Thinking in Bets: Making Smarter Decisions When You Don't Have All the Facts by Annie Duke
(New York: Penguin, 2018), 288
- Improving decision quality is about increasing our chances of good outcomes, not guaranteeing them.
- Poker like life (not chess), is a decision about an uncertain future. Outcomes depend on 1) quaity of decisons and 2) luck.
- Everything is a Bet: When we make a decision, we really should admit we are not sure.
- Resulting: base our assessment of decisions on the process rather than the outcome (some of the outcome is due to luck).
- We win bets by striving to calibrate our beliefs and predictions about the future to more accurately represent the world.
- “I’m not sure” — Acknowledging uncertainty
- Redefining “Wrong”: Decisions are bets on the future. They aren’t “right” or “wrong” based on whether they turn out well or not.

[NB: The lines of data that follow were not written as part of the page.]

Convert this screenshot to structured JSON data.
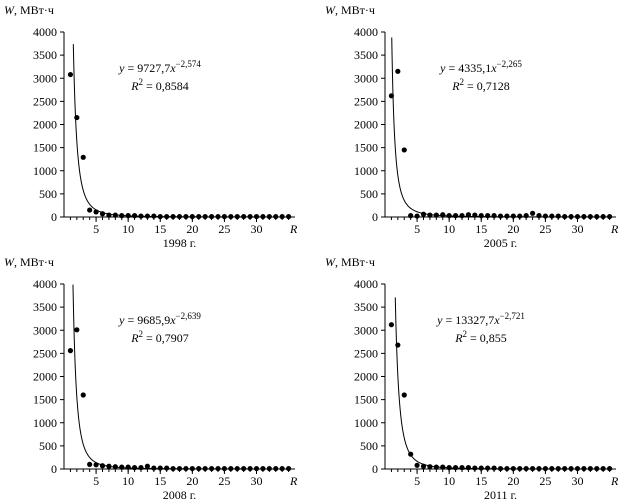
{
  "chart_data": [
    {
      "type": "scatter",
      "ylabel": "W",
      "ylabel_unit": ", МВт·ч",
      "xlabel": "R",
      "year_label": "1998 г.",
      "xticks": [
        "5",
        "10",
        "15",
        "20",
        "25",
        "30"
      ],
      "ylim": [
        0,
        4000
      ],
      "yticks": [
        "0",
        "500",
        "1000",
        "1500",
        "2000",
        "2500",
        "3000",
        "3500",
        "4000"
      ],
      "equation": {
        "y": "y",
        "rhs": " = 9727,7",
        "x": "x",
        "exp": "−2,574",
        "r2_label": "R",
        "r2_value": " = 0,8584"
      },
      "fit": {
        "a": 9727.7,
        "b": -2.574
      },
      "x": [
        1,
        2,
        3,
        4,
        5,
        6,
        7,
        8,
        9,
        10,
        11,
        12,
        13,
        14,
        15,
        16,
        17,
        18,
        19,
        20,
        21,
        22,
        23,
        24,
        25,
        26,
        27,
        28,
        29,
        30,
        31,
        32,
        33,
        34,
        35
      ],
      "y": [
        3080,
        2150,
        1290,
        150,
        110,
        70,
        40,
        40,
        30,
        30,
        30,
        20,
        20,
        20,
        10,
        10,
        10,
        10,
        10,
        10,
        10,
        10,
        10,
        10,
        10,
        10,
        10,
        10,
        10,
        10,
        10,
        10,
        10,
        10,
        10
      ]
    },
    {
      "type": "scatter",
      "ylabel": "W",
      "ylabel_unit": ", МВт·ч",
      "xlabel": "R",
      "year_label": "2005 г.",
      "xticks": [
        "5",
        "10",
        "15",
        "20",
        "25",
        "30"
      ],
      "ylim": [
        0,
        4000
      ],
      "yticks": [
        "0",
        "500",
        "1000",
        "1500",
        "2000",
        "2500",
        "3000",
        "3500",
        "4000"
      ],
      "equation": {
        "y": "y",
        "rhs": " = 4335,1",
        "x": "x",
        "exp": "−2,265",
        "r2_label": "R",
        "r2_value": " = 0,7128"
      },
      "fit": {
        "a": 4335.1,
        "b": -2.265
      },
      "x": [
        1,
        2,
        3,
        4,
        5,
        6,
        7,
        8,
        9,
        10,
        11,
        12,
        13,
        14,
        15,
        16,
        17,
        18,
        19,
        20,
        21,
        22,
        23,
        24,
        25,
        26,
        27,
        28,
        29,
        30,
        31,
        32,
        33,
        34,
        35
      ],
      "y": [
        2620,
        3150,
        1450,
        30,
        20,
        60,
        40,
        40,
        50,
        30,
        30,
        30,
        50,
        40,
        30,
        30,
        30,
        20,
        20,
        20,
        20,
        30,
        80,
        30,
        20,
        20,
        20,
        10,
        10,
        10,
        10,
        10,
        10,
        10,
        10
      ]
    },
    {
      "type": "scatter",
      "ylabel": "W",
      "ylabel_unit": ", МВт·ч",
      "xlabel": "R",
      "year_label": "2008 г.",
      "xticks": [
        "5",
        "10",
        "15",
        "20",
        "25",
        "30"
      ],
      "ylim": [
        0,
        4000
      ],
      "yticks": [
        "0",
        "500",
        "1000",
        "1500",
        "2000",
        "2500",
        "3000",
        "3500",
        "4000"
      ],
      "equation": {
        "y": "y",
        "rhs": " = 9685,9",
        "x": "x",
        "exp": "−2,639",
        "r2_label": "R",
        "r2_value": " = 0,7907"
      },
      "fit": {
        "a": 9685.9,
        "b": -2.639
      },
      "x": [
        1,
        2,
        3,
        4,
        5,
        6,
        7,
        8,
        9,
        10,
        11,
        12,
        13,
        14,
        15,
        16,
        17,
        18,
        19,
        20,
        21,
        22,
        23,
        24,
        25,
        26,
        27,
        28,
        29,
        30,
        31,
        32,
        33,
        34,
        35
      ],
      "y": [
        2560,
        3010,
        1600,
        100,
        90,
        70,
        60,
        50,
        40,
        40,
        30,
        30,
        60,
        20,
        20,
        20,
        10,
        10,
        10,
        10,
        10,
        10,
        10,
        10,
        10,
        10,
        10,
        10,
        10,
        10,
        10,
        10,
        10,
        10,
        10
      ]
    },
    {
      "type": "scatter",
      "ylabel": "W",
      "ylabel_unit": ", МВт·ч",
      "xlabel": "R",
      "year_label": "2011 г.",
      "xticks": [
        "5",
        "10",
        "15",
        "20",
        "25",
        "30"
      ],
      "ylim": [
        0,
        4000
      ],
      "yticks": [
        "0",
        "500",
        "1000",
        "1500",
        "2000",
        "2500",
        "3000",
        "3500",
        "4000"
      ],
      "equation": {
        "y": "y",
        "rhs": " = 13327,7",
        "x": "x",
        "exp": "−2,721",
        "r2_label": "R",
        "r2_value": " = 0,855"
      },
      "fit": {
        "a": 13327.7,
        "b": -2.721
      },
      "x": [
        1,
        2,
        3,
        4,
        5,
        6,
        7,
        8,
        9,
        10,
        11,
        12,
        13,
        14,
        15,
        16,
        17,
        18,
        19,
        20,
        21,
        22,
        23,
        24,
        25,
        26,
        27,
        28,
        29,
        30,
        31,
        32,
        33,
        34,
        35
      ],
      "y": [
        3120,
        2680,
        1600,
        320,
        80,
        60,
        50,
        40,
        40,
        30,
        30,
        30,
        30,
        20,
        20,
        20,
        20,
        10,
        10,
        10,
        10,
        10,
        10,
        10,
        10,
        10,
        10,
        10,
        10,
        10,
        10,
        10,
        10,
        10,
        10
      ]
    }
  ]
}
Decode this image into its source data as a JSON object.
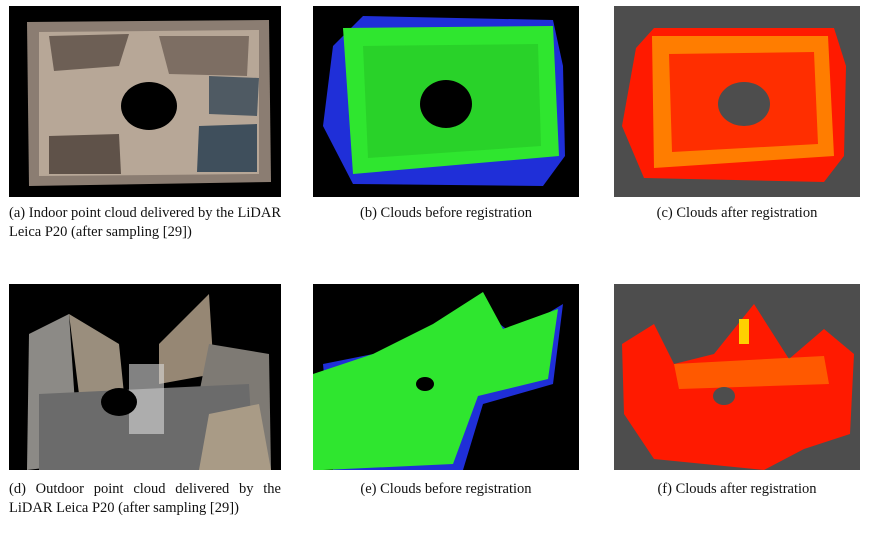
{
  "figure": {
    "panels": [
      {
        "id": "a",
        "caption": "(a) Indoor point cloud delivered by the LiDAR Leica P20 (after sampling [29])"
      },
      {
        "id": "b",
        "caption": "(b) Clouds before registration"
      },
      {
        "id": "c",
        "caption": "(c) Clouds after registration"
      },
      {
        "id": "d",
        "caption": "(d) Outdoor point cloud delivered by the LiDAR Leica P20 (after sampling [29])"
      },
      {
        "id": "e",
        "caption": "(e) Clouds before registration"
      },
      {
        "id": "f",
        "caption": "(f) Clouds after registration"
      }
    ],
    "colors": {
      "source_cloud": "#2fe62f",
      "target_cloud": "#1f2fd8",
      "registered_cloud": "#ff1a00",
      "registered_overlap": "#ffd000",
      "viewer_bg_dark": "#000000",
      "viewer_bg_gray": "#4d4d4d"
    }
  }
}
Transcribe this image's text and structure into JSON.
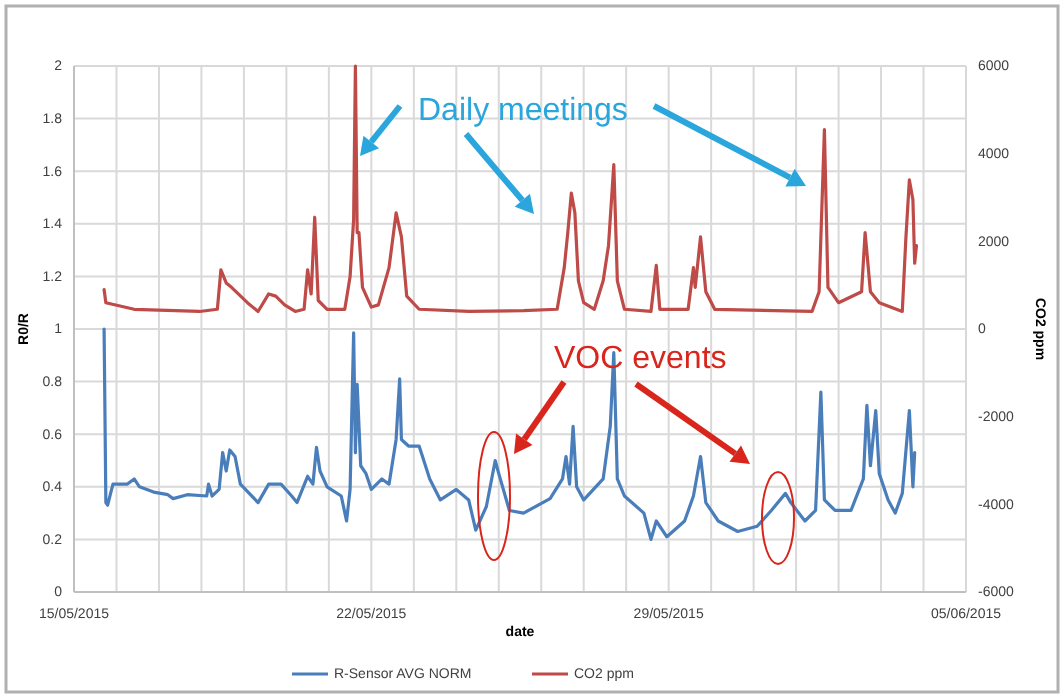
{
  "chart_data": {
    "type": "line",
    "xlabel": "date",
    "ylabel": "R0/R",
    "y2label": "CO2 ppm",
    "annotations": [
      "Daily meetings",
      "VOC events"
    ],
    "xlim": [
      "2015-05-15",
      "2015-06-05"
    ],
    "xticks": [
      {
        "value": "2015-05-15",
        "label": "15/05/2015"
      },
      {
        "value": "2015-05-16",
        "label": null
      },
      {
        "value": "2015-05-17",
        "label": null
      },
      {
        "value": "2015-05-18",
        "label": null
      },
      {
        "value": "2015-05-19",
        "label": null
      },
      {
        "value": "2015-05-20",
        "label": null
      },
      {
        "value": "2015-05-21",
        "label": null
      },
      {
        "value": "2015-05-22",
        "label": "22/05/2015"
      },
      {
        "value": "2015-05-23",
        "label": null
      },
      {
        "value": "2015-05-24",
        "label": null
      },
      {
        "value": "2015-05-25",
        "label": null
      },
      {
        "value": "2015-05-26",
        "label": null
      },
      {
        "value": "2015-05-27",
        "label": null
      },
      {
        "value": "2015-05-28",
        "label": null
      },
      {
        "value": "2015-05-29",
        "label": "29/05/2015"
      },
      {
        "value": "2015-05-30",
        "label": null
      },
      {
        "value": "2015-05-31",
        "label": null
      },
      {
        "value": "2015-06-01",
        "label": null
      },
      {
        "value": "2015-06-02",
        "label": null
      },
      {
        "value": "2015-06-03",
        "label": null
      },
      {
        "value": "2015-06-04",
        "label": null
      },
      {
        "value": "2015-06-05",
        "label": "05/06/2015"
      }
    ],
    "ylim": [
      0,
      2
    ],
    "yticks": [
      0,
      0.2,
      0.4,
      0.6,
      0.8,
      1,
      1.2,
      1.4,
      1.6,
      1.8,
      2
    ],
    "y2lim": [
      -6000,
      6000
    ],
    "y2ticks": [
      -6000,
      -4000,
      -2000,
      0,
      2000,
      4000,
      6000
    ],
    "grid": true,
    "legend": "bottom",
    "marker": "none",
    "line_style": "solid",
    "series": [
      {
        "name": "R-Sensor AVG NORM",
        "color": "#4a7ebb",
        "x": [
          "2015-05-15T17:00",
          "2015-05-15T18:00",
          "2015-05-15T19:00",
          "2015-05-15T22:00",
          "2015-05-16T06:00",
          "2015-05-16T10:00",
          "2015-05-16T13:00",
          "2015-05-16T21:00",
          "2015-05-17T05:00",
          "2015-05-17T08:00",
          "2015-05-17T16:00",
          "2015-05-18T03:00",
          "2015-05-18T04:00",
          "2015-05-18T06:00",
          "2015-05-18T10:00",
          "2015-05-18T12:00",
          "2015-05-18T14:00",
          "2015-05-18T16:00",
          "2015-05-18T19:00",
          "2015-05-18T22:00",
          "2015-05-19T08:00",
          "2015-05-19T14:00",
          "2015-05-19T21:00",
          "2015-05-20T03:00",
          "2015-05-20T06:00",
          "2015-05-20T12:00",
          "2015-05-20T15:00",
          "2015-05-20T17:00",
          "2015-05-20T19:00",
          "2015-05-20T23:00",
          "2015-05-21T07:00",
          "2015-05-21T10:00",
          "2015-05-21T12:00",
          "2015-05-21T14:00",
          "2015-05-21T15:00",
          "2015-05-21T16:00",
          "2015-05-21T18:00",
          "2015-05-21T21:00",
          "2015-05-22T00:00",
          "2015-05-22T06:00",
          "2015-05-22T10:00",
          "2015-05-22T14:00",
          "2015-05-22T16:00",
          "2015-05-22T17:00",
          "2015-05-22T21:00",
          "2015-05-23T03:00",
          "2015-05-23T09:00",
          "2015-05-23T15:00",
          "2015-05-24T00:00",
          "2015-05-24T07:00",
          "2015-05-24T11:00",
          "2015-05-24T17:00",
          "2015-05-24T22:00",
          "2015-05-25T00:00",
          "2015-05-25T06:00",
          "2015-05-25T14:00",
          "2015-05-26T05:00",
          "2015-05-26T12:00",
          "2015-05-26T14:00",
          "2015-05-26T16:00",
          "2015-05-26T18:00",
          "2015-05-26T20:00",
          "2015-05-27T00:00",
          "2015-05-27T11:00",
          "2015-05-27T15:00",
          "2015-05-27T17:00",
          "2015-05-27T19:00",
          "2015-05-27T23:00",
          "2015-05-28T10:00",
          "2015-05-28T14:00",
          "2015-05-28T17:00",
          "2015-05-28T23:00",
          "2015-05-29T09:00",
          "2015-05-29T14:00",
          "2015-05-29T18:00",
          "2015-05-29T21:00",
          "2015-05-30T04:00",
          "2015-05-30T15:00",
          "2015-05-31T02:00",
          "2015-05-31T10:00",
          "2015-05-31T18:00",
          "2015-05-31T21:00",
          "2015-06-01T05:00",
          "2015-06-01T11:00",
          "2015-06-01T14:00",
          "2015-06-01T16:00",
          "2015-06-01T22:00",
          "2015-06-02T07:00",
          "2015-06-02T14:00",
          "2015-06-02T16:00",
          "2015-06-02T18:00",
          "2015-06-02T21:00",
          "2015-06-02T23:00",
          "2015-06-03T04:00",
          "2015-06-03T08:00",
          "2015-06-03T12:00",
          "2015-06-03T16:00",
          "2015-06-03T18:00",
          "2015-06-03T19:00"
        ],
        "values": [
          1.0,
          0.34,
          0.33,
          0.41,
          0.41,
          0.43,
          0.4,
          0.38,
          0.37,
          0.355,
          0.37,
          0.365,
          0.41,
          0.365,
          0.39,
          0.53,
          0.46,
          0.54,
          0.515,
          0.41,
          0.34,
          0.41,
          0.41,
          0.365,
          0.34,
          0.44,
          0.41,
          0.55,
          0.46,
          0.4,
          0.365,
          0.27,
          0.39,
          0.985,
          0.53,
          0.79,
          0.48,
          0.45,
          0.39,
          0.43,
          0.41,
          0.58,
          0.81,
          0.58,
          0.555,
          0.555,
          0.43,
          0.35,
          0.39,
          0.35,
          0.235,
          0.325,
          0.5,
          0.45,
          0.31,
          0.3,
          0.355,
          0.43,
          0.515,
          0.41,
          0.63,
          0.4,
          0.35,
          0.43,
          0.63,
          0.91,
          0.43,
          0.365,
          0.3,
          0.2,
          0.27,
          0.21,
          0.27,
          0.365,
          0.515,
          0.34,
          0.27,
          0.23,
          0.25,
          0.31,
          0.375,
          0.34,
          0.27,
          0.31,
          0.76,
          0.35,
          0.31,
          0.31,
          0.43,
          0.71,
          0.48,
          0.69,
          0.45,
          0.35,
          0.3,
          0.375,
          0.69,
          0.4,
          0.53
        ]
      },
      {
        "name": "CO2 ppm",
        "color": "#be4b48",
        "axis": "y2",
        "x": [
          "2015-05-15T17:00",
          "2015-05-15T18:00",
          "2015-05-16T10:00",
          "2015-05-17T23:00",
          "2015-05-18T09:00",
          "2015-05-18T11:00",
          "2015-05-18T14:00",
          "2015-05-18T17:00",
          "2015-05-19T02:00",
          "2015-05-19T08:00",
          "2015-05-19T14:00",
          "2015-05-19T18:00",
          "2015-05-19T23:00",
          "2015-05-20T05:00",
          "2015-05-20T10:00",
          "2015-05-20T12:00",
          "2015-05-20T14:00",
          "2015-05-20T16:00",
          "2015-05-20T18:00",
          "2015-05-20T23:00",
          "2015-05-21T09:00",
          "2015-05-21T12:00",
          "2015-05-21T14:00",
          "2015-05-21T15:00",
          "2015-05-21T16:00",
          "2015-05-21T17:00",
          "2015-05-21T19:00",
          "2015-05-22T00:00",
          "2015-05-22T04:00",
          "2015-05-22T10:00",
          "2015-05-22T14:00",
          "2015-05-22T17:00",
          "2015-05-22T20:00",
          "2015-05-23T03:00",
          "2015-05-24T07:00",
          "2015-05-25T14:00",
          "2015-05-26T09:00",
          "2015-05-26T13:00",
          "2015-05-26T15:00",
          "2015-05-26T17:00",
          "2015-05-26T19:00",
          "2015-05-26T21:00",
          "2015-05-27T00:00",
          "2015-05-27T06:00",
          "2015-05-27T11:00",
          "2015-05-27T14:00",
          "2015-05-27T17:00",
          "2015-05-27T19:00",
          "2015-05-27T23:00",
          "2015-05-28T14:00",
          "2015-05-28T17:00",
          "2015-05-28T19:00",
          "2015-05-29T11:00",
          "2015-05-29T14:00",
          "2015-05-29T15:00",
          "2015-05-29T18:00",
          "2015-05-29T21:00",
          "2015-05-30T02:00",
          "2015-06-01T09:00",
          "2015-06-01T13:00",
          "2015-06-01T16:00",
          "2015-06-01T18:00",
          "2015-06-02T00:00",
          "2015-06-02T13:00",
          "2015-06-02T15:00",
          "2015-06-02T18:00",
          "2015-06-02T23:00",
          "2015-06-03T12:00",
          "2015-06-03T14:00",
          "2015-06-03T16:00",
          "2015-06-03T18:00",
          "2015-06-03T19:00",
          "2015-06-03T20:00"
        ],
        "values": [
          900,
          600,
          450,
          400,
          450,
          1350,
          1050,
          950,
          600,
          400,
          800,
          750,
          550,
          400,
          450,
          1350,
          800,
          2550,
          650,
          450,
          450,
          1200,
          2500,
          6000,
          2200,
          2200,
          950,
          500,
          550,
          1400,
          2650,
          2100,
          750,
          450,
          400,
          420,
          450,
          1400,
          2200,
          3100,
          2650,
          1100,
          600,
          450,
          1100,
          1900,
          3750,
          1100,
          450,
          400,
          1450,
          450,
          450,
          1400,
          950,
          2100,
          850,
          450,
          400,
          850,
          4550,
          950,
          600,
          850,
          2200,
          850,
          600,
          400,
          2050,
          3400,
          2950,
          1500,
          1900
        ]
      }
    ]
  }
}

- Redefining confidence: how confident rather than binary
- Belief: The more accurate our beliefs, the better the foundation of the bets we make.
- The person who wins bets over the long run is the one with the most accurate beliefs. The more objective we are, the more accurate our beliefs become.
- Offering a wager brings the risk out into the open, making explicit what is already implicit (and frequently overlooked).
- Use the 10–10–10 process: Before a decision, ask yourself “What are the consequences of each of my options in ten minutes? Ten months? Ten years?”
- Backcasting: Working backward from a positive future
When we identify the goal and work backward from there to “remember” how we got there, the research shows that we do better. - Pre-mortems: Despite the popular wisdom that we achieve success through positive visualization, it turns out that incorporating negative visualization makes us more likely to achieve our goals.